3D Printing

It All Pours Out: Missouri High School Seniors Solve Ketchup’s First Drop with 3D Printing

These science experiments in high school sound a lot more fascinating than the titration experiments I endured extensively. Two students, Tyler Richards and Jonathan Thompson, took their scientific method to ketchup for their senior project. Their problem, the same annoyance for all those who use ketchup squeeze bottles, consisted of ridding the watery goop that accompanies the first squirt of ketchup. The project took weeks to develop and they eventually settled on a Pythagorean cup design for their bottles. At this point, 3D printing stepped in and successfully proved their hypothesis.

The watery squirt occurs thanks to the ingredients in ketchup. Water is combined with tomato paste, sugar, xanthan gum, and a few other fun chemistry terms. Due to the viscosity and density in the compounds, the water separates after long periods of time sitting. Therefore, when tipped to squirt, it splashes a bit. Richards and Thompson dubbed their device the “Shroom” for its aesthetic likeness with a mushroom. Regardless of the name of the device, it performs admirably.

With astute attention to detail, Richards and Thompson developed the design on a home computer’s software and sent the model to a 3D printer. The material does simply acts as a plastic attachment to the lid of the bottle that forces the condiment through two tubes while keeping the previously separated water at bay.

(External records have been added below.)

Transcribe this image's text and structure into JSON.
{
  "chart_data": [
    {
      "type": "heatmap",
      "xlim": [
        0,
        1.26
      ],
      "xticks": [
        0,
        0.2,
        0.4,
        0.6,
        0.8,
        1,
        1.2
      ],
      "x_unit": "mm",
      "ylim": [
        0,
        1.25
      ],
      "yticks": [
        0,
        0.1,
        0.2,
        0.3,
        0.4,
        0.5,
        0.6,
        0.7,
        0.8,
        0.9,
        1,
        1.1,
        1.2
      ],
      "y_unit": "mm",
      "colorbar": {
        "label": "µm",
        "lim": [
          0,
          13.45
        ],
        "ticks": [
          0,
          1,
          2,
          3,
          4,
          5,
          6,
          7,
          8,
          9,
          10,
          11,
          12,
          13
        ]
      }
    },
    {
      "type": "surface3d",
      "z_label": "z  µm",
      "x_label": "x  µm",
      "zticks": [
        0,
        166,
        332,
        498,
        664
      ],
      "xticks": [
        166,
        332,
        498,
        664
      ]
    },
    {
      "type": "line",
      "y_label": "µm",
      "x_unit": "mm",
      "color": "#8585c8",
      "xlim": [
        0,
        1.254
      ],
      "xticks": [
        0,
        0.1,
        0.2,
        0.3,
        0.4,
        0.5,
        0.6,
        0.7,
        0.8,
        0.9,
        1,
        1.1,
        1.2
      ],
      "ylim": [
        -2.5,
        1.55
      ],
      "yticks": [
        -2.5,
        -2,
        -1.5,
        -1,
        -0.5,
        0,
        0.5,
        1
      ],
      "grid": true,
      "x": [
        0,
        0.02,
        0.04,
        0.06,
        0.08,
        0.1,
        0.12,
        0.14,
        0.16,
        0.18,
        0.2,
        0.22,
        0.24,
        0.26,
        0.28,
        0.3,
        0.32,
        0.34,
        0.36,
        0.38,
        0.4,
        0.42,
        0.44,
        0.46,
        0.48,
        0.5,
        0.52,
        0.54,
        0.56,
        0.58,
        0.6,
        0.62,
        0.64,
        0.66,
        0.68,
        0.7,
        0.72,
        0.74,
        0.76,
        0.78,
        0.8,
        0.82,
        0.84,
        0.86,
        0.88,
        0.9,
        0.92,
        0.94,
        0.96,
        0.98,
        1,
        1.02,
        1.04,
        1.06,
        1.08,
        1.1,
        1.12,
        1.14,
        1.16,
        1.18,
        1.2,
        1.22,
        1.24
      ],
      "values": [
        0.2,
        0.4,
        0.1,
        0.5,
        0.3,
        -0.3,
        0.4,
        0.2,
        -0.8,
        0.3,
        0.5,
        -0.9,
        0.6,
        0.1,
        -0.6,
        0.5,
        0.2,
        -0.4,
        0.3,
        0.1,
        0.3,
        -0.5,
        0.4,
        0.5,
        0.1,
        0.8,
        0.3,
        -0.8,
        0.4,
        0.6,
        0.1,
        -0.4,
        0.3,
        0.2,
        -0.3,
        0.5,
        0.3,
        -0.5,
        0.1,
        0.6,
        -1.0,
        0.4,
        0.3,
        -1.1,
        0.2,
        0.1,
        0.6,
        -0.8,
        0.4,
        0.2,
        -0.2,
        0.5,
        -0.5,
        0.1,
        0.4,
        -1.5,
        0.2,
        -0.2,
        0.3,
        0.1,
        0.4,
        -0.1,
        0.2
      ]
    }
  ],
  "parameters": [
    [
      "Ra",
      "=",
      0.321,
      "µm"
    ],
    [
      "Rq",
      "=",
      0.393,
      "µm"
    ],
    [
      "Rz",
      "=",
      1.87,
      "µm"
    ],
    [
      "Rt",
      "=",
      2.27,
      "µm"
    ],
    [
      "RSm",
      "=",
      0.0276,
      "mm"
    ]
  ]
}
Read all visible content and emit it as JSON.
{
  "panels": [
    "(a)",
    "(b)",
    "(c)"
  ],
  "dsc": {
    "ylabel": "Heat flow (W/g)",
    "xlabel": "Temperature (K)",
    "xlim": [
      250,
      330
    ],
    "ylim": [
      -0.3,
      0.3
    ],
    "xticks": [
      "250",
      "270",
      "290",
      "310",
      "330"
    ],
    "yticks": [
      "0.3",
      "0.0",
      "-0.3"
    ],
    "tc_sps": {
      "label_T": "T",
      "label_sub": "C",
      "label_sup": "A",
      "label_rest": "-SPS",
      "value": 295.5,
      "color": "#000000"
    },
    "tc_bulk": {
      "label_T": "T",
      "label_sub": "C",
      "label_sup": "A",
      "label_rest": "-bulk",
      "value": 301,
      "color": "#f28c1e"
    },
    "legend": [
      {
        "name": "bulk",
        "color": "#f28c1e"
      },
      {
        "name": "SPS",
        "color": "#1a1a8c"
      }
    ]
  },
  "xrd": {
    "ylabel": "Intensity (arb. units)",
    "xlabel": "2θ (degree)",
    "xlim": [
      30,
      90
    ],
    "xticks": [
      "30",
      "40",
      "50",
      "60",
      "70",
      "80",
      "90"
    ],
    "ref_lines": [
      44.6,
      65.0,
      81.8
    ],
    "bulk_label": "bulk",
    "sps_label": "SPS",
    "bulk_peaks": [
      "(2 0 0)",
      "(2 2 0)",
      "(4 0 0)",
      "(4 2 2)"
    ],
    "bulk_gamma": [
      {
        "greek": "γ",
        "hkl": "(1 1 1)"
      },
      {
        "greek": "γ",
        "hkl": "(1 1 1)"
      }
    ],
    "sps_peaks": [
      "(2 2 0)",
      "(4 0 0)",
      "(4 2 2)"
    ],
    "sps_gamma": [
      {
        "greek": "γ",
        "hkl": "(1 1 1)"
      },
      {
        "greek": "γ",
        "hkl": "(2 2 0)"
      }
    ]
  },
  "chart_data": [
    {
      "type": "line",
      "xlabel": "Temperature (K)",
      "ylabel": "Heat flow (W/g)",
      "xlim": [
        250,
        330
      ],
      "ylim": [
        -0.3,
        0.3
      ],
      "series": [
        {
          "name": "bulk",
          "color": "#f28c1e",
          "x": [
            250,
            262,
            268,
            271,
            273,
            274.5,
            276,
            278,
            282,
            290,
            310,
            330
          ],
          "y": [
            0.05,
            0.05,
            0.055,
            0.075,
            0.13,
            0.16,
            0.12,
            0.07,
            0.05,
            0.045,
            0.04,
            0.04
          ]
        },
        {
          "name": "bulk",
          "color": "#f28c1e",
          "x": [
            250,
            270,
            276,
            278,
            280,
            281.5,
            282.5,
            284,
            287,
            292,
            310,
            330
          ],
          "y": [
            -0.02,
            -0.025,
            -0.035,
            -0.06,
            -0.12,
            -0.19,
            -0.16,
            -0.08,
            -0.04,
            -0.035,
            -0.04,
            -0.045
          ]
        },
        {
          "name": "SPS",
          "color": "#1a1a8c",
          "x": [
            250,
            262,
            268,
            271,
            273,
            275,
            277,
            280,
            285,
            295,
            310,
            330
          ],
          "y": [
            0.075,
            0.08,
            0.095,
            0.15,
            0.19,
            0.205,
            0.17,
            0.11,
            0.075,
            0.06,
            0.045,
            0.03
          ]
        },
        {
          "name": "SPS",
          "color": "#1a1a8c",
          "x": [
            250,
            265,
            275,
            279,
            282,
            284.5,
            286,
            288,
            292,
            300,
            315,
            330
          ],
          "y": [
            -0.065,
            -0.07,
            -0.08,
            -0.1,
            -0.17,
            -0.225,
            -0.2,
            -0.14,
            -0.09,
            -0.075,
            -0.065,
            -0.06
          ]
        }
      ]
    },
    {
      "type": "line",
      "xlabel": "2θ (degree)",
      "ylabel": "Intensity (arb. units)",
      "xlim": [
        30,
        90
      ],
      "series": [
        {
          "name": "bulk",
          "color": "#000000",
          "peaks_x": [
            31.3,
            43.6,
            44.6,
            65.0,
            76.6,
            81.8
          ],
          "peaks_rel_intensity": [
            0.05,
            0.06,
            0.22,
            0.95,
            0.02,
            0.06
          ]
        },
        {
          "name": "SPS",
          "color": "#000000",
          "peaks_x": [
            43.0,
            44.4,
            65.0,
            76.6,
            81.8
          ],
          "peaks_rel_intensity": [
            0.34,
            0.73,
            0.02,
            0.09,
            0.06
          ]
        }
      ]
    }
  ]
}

The design is simple and the function is ingenious. A 3D print allowed the experiment to develop at a quicker rate and allowed the students to take advantage of software and 3D printing. An everyday problem could be addressed in a few weeks and had a functional and cheap solution. Two students from Missouri as part of their senior project provided a tool that would be part of a national ad campaign if a ketchup company RandD team developed it. It may be quite simple, but now that it’s done, I hope you don’t mind if we all take advantage of the solutions awaiting with 3D printing.

[Ed: Admiration for their ingenuity aside – there is also the tried and tested ”shake the bottle before use” method. I’ve sworn by it for years!]